El hombre debe ser siempre pa­ciente como Hillel, y
no irritable co­mo Sammay. 


En cierta ocasión dos amigos se apostaron lo
siguiente: 

«El que consiga impacientar a Hillel re­cibirá del otro
cuatrocientos dena­rios.» 

Uno dijo: «Yo lo conseguiré.»


CONTINÚA LA ANÉCDOTA DE PACIENCIA DEL RABÍ…

Era aquel día víspera de sábado y Rabí Hillel se estaba lavando la cabeza cuando el hombre de la apuesta se detuvo a la puerta de su casa y empezó a gritar: 


«¿Dónde está Hillel? ¿Dónde está Hillel?»

Rabí Hillel se envolvió en un manto y salió a su encuentro, diciendo: 

«Hijo mío, ¿qué deseas?» 

«Tengo que preguntarte una cosa ‑  respondió el otro, y tengo prisa por que me respondas.» 

«Pregunta, hijo mío, pregunta.» 

«¿Por qué los habitantes de Babilonía no tienen la cabeza redonda?» 

Hillel le respondió: «Hijo mío, has hecho una pregunta muy importante: es porque no tienen comadronas hábiles.»

Pasó un rato y volvió aquel hombre, gritando: 

«¿Dónde está Hillel? ¿Dónde está Hillel?» 

Rabí  Hillel se puso el manto y salió a su encuentro, diciendo:
«Hijo mío, ¿qué deseas?» 

El hombre respondió: «Tengo que preguntarte una cosa, y tengo prisa por que me respondas.» 

«Pregunta, hijo mío, pregunta.»

«¿Por qué los habitantes de Palmira tienen los ojos legañosos?» 

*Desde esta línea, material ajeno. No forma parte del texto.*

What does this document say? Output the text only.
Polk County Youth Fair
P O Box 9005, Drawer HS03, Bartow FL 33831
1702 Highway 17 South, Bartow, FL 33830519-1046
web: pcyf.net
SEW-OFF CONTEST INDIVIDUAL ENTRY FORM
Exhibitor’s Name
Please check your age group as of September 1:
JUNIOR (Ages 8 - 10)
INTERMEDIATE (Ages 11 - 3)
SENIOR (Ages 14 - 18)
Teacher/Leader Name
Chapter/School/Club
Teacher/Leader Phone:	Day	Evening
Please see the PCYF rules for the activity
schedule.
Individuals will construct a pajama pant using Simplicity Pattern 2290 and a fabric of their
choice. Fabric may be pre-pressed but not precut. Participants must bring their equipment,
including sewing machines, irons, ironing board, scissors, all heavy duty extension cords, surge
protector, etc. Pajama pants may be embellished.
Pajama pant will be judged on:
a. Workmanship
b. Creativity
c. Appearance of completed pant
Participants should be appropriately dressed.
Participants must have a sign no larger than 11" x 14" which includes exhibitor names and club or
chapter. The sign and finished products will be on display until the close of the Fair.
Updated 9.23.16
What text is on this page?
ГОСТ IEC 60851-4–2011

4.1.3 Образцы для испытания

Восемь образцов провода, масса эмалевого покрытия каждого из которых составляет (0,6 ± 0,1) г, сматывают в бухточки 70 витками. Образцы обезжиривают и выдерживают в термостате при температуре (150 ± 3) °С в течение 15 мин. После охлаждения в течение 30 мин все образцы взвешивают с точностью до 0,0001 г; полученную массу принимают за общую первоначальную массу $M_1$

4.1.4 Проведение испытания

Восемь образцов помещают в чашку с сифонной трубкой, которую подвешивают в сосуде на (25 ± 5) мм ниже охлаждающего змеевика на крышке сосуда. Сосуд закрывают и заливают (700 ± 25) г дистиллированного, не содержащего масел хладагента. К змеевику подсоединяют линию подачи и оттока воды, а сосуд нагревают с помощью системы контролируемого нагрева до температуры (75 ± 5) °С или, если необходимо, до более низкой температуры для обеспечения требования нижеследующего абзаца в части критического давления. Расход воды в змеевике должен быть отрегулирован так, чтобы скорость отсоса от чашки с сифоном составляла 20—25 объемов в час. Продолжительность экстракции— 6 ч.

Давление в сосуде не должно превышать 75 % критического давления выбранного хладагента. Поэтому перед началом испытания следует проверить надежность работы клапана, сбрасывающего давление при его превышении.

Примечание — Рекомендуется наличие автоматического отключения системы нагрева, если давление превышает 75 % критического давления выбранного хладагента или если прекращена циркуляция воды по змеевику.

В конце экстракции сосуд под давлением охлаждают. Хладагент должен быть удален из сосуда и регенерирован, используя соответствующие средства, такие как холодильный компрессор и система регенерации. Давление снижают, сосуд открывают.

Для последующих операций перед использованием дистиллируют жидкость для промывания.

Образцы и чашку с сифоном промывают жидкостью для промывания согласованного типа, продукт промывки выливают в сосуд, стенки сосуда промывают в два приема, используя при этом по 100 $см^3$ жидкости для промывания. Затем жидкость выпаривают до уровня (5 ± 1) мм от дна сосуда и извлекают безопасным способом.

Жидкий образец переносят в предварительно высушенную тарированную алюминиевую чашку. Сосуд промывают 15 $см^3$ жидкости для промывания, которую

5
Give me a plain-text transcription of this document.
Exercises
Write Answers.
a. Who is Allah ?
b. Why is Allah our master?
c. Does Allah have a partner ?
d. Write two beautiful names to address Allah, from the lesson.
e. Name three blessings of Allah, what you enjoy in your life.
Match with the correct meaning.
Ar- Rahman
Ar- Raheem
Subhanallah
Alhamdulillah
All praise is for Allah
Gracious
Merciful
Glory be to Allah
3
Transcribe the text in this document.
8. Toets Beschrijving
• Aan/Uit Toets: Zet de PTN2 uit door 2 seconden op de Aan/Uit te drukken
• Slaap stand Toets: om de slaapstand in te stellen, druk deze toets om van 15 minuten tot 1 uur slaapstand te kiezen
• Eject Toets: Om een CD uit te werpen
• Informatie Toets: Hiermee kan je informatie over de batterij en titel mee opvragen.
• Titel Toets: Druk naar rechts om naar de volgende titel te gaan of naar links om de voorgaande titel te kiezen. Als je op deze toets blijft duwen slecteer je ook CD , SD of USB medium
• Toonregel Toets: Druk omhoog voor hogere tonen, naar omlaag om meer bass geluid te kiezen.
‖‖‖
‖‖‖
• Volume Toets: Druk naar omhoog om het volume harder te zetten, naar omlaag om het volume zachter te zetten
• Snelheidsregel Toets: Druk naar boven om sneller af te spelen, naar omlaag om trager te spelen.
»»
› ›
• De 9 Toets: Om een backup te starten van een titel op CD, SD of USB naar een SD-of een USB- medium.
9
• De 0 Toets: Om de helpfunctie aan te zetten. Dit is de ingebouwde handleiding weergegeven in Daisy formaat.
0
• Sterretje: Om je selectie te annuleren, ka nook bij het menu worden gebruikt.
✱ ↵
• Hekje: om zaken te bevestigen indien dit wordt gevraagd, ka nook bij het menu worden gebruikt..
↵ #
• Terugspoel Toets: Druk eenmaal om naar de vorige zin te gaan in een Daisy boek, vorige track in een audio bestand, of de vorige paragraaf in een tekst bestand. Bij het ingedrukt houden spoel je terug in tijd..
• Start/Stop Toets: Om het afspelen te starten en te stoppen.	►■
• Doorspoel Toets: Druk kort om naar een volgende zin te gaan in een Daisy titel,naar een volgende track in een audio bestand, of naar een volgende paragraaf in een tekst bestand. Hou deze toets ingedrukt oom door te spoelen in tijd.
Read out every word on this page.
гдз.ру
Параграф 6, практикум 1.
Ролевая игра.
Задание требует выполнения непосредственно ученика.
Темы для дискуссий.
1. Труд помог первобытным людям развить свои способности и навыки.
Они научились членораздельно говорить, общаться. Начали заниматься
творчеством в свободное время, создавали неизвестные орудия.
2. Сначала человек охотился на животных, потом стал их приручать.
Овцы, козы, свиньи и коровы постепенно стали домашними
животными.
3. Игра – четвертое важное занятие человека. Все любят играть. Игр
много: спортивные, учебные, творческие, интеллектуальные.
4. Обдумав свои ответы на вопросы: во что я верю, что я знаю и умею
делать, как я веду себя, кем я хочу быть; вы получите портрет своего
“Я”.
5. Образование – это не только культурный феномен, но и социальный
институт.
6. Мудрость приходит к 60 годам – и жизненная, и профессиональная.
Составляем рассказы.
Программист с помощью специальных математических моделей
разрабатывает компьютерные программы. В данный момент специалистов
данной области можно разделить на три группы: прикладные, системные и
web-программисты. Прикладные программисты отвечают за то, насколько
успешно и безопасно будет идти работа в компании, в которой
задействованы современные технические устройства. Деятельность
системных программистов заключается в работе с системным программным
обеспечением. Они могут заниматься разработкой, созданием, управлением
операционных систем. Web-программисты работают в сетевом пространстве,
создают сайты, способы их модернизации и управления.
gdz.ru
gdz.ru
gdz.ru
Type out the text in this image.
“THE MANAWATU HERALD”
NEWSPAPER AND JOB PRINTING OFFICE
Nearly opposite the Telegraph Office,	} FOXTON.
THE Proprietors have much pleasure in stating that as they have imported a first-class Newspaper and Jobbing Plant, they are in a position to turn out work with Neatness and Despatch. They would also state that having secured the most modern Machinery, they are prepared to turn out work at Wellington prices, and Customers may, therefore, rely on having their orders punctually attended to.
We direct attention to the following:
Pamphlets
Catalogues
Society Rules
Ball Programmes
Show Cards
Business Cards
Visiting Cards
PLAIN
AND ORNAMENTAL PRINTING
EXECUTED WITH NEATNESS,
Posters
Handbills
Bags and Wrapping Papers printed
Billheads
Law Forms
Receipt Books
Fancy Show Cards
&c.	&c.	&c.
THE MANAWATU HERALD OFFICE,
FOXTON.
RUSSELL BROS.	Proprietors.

Hillel le respondió: «Hijo mío, has hecho una pregunta muy importante: es porque viven en luga res arenosos.»

Al cabo de un rato volvió aquel hombre, gritando: 

«¿Dónde está Hillel? ¿Dónde está Hillel?»

Rabí Hillel se puso el manto y salió a su encuentro, diciendo: 
«Hijo mío, ¿qué deseas?» 

El otro le dijo: 

«Tengo que pre guntarte una cosa, y tengo prisa por que me respondas».

«Pregunta, hijo mío, pregunta».

«¿Por qué los africanos tienen los pies anchos?» 

Hillel le respondió: «Hijo mío, has hecho una pregunta muy importante: es porque viven en lugares pantanosos.»

Entonces el hombre dijo: 
«¿Eres tú Hillel?» 

«Sí», respondió el rabino. «Pues, ¡ojalá no haya muchos como tú en Israel!» 

Hillel preguntó: «¿Por qué dices eso?» 

«¡Porque me has hecho perder cuatrocientos denarios en una apuesta!»

Híllel le dijo: 

«Cuidado con lo que dices, hijo mío. Mejor es que hayas perdido cuatrocientos denarios por culpa de Hillel, que el que Hillel se hubiera enfadado.»